Le Bretzel et la Jesmonite
Il faut toujours comparer ce qui n’est pas comparable.
Le bretzel est un délicieux mets de boulangerie, particulièrement apprécié dans l’est de l’Europe (à tel point que les Français aiment un peu bêtement à ironiser sur les régions Alsace-Lorraine comme « pays du bret- zel »). La pâte du bretzel est pochée dans une eau additionnée de bicarbonate, puis cuite. Le bretzel doit im- pérativement se déguster frais. Autant dire que les ersatz de bretzel que l’on propose dans les supermarchés sous la forme de petits gâteaux apéritifs -affreusement secs- ne pourront jamais remplacer l’authentique et moelleux bretzel alsacien ou allemand. Ce sont des imposteurs.
Un épisode historique a offert au bretzel une notoriété aussi soudaine qu’étendue. En janvier 2002, Georges Bush, un président bien ancré dans la vie matérielle, tombe évanoui après avoir avalé un bretzel de travers. A ce moment précis, il manque de devenir le mort accidentel le plus idiot de l’histoire. Au concours des trépas les plus insolites, il se serait positionné loin devant Eschyle, mort assommé par une tortue (larguée sur son crâne chauve et poli par un gypaète vraisemblablement myope et affamé), loin aussi devant Philetas de Cos, érudit grec mort d’une insomnie, parce qu’il ne pouvait s’empêcher de penser au « paradoxe du menteur », ou encore devant Nicolas Gilbert, ce poète qui périt après avoir avalé une clé dans un moment de démence. Bush semble doué d’un talent inné au Grand Jeu de la Mort Biscornue : il manque de le gagner une seconde fois six ans plus tard, lorsqu’un journaliste irakien lui jette deux chaussures à la tête en pleine conférence de presse. Le tir rate la cible. Il aurait fallu une bonne paire d’escarpins à talons pointus et une bonne paire de lunettes aux verres bien propres. La chaussure, le bretzel et les lunettes ont ainsi en partage une forme un peu idiote, arrondie, binaire, et propice à ridiculiser tout ce qu’ils touchent. On ne peut d’ailleurs imaginer accessoire plus ridicule que les Bretzel Brille, ces hideuses montures de lunettes en formes de bretzel que l’on trouve généralement dans les régions où se fabriquent ces petits pains pochés.

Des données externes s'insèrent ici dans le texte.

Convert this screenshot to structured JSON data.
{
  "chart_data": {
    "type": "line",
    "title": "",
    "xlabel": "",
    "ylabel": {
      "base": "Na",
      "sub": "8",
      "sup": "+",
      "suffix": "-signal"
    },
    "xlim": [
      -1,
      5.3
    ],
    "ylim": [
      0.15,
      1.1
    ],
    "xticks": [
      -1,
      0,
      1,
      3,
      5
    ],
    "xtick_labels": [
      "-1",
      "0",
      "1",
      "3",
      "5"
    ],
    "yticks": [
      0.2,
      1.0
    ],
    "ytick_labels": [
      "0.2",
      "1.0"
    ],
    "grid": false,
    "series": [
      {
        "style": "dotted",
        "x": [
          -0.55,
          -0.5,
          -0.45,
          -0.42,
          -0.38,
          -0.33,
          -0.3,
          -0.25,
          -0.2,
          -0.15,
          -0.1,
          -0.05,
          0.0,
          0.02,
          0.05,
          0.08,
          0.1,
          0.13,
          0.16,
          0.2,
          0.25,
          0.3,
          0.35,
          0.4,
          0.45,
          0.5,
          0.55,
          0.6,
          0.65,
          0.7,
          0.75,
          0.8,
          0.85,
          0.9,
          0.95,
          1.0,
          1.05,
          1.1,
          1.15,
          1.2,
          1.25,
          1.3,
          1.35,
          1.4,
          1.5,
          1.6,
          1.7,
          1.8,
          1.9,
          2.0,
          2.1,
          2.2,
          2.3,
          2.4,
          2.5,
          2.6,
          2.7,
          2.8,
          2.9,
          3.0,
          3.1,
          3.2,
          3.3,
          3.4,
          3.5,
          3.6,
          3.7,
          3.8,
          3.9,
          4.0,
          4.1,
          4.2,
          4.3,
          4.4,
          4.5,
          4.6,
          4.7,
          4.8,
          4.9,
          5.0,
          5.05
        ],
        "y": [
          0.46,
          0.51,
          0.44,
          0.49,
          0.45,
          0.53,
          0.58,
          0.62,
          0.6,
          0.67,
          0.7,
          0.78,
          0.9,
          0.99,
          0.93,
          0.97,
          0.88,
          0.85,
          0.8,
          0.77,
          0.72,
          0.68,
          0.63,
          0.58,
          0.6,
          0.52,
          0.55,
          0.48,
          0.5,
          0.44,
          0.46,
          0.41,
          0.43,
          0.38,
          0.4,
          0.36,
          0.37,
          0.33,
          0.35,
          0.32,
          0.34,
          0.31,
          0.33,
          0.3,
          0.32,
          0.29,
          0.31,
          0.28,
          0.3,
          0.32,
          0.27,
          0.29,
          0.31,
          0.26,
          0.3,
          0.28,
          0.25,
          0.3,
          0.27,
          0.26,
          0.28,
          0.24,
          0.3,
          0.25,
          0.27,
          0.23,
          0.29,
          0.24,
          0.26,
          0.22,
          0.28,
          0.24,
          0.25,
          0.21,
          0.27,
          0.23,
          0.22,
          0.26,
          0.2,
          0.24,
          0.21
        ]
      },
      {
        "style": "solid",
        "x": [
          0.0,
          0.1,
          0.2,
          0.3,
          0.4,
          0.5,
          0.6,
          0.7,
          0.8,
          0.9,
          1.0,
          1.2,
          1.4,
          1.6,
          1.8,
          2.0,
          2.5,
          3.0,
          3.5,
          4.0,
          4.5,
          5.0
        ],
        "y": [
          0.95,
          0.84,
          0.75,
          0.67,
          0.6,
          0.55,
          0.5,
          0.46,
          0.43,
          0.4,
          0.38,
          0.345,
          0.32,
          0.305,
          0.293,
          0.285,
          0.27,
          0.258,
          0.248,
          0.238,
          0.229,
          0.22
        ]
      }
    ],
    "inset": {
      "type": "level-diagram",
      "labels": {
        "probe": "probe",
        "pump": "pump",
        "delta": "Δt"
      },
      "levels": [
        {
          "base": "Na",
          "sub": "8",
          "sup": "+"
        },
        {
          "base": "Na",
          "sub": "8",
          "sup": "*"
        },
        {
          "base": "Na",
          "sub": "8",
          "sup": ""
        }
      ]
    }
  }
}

La jesmonite n’est pas une spécialité boulangère, même s’il faut quelques notions de chimie pour l’utiliser. Elle consiste en un matériau à base de gypse, à mélanger dans une base aqueuse. Elle peut être utilisée comme liant, ou, coulée, elle constitue alors toute la matière de la chose fabriquée. Elle sert très fréquemment à la construction de pièces tri-dimensionnelles, ou de moulages. La jesmonite est également utilisée dans la construction d’abris de fortune, de cages à furets, de ceintures jaunes de judoka, et de pommes de pin décoratives. Blanche à la base (comme la farine de blé, et comme les grains de gros sel qui sont utilisés dans la confection des bretzels), elle peut être teintée dans la masse avec des pigments et des poudres métalliques (on ne trouvera au contraire que très rarement des bretzels colorés).
La jesmonite n’est pas une chose, comme le Bretzel : elle relève de la catégorie grammaticales des indénombrables. La jesmonite est uncountable, comme la « chevelure », « l’argent », « le gaz », « le riz », « la neige », « le pain », « la boue », « la pluie », « le schnaps » . On dit « de la jesmonite », mais on réclame « trois bretzels » au boulanger. La jesmonite ne brûle pas, alors qu’on peut carboniser un bretzel laissé trop longtemps au four. Mais comme le bretzel, la jesmonite est composite, non-toxique. Et elle est sans odeur. Dans la langue française, “bretzel” est indifféremment masculin ou féminin. C’est chose rare.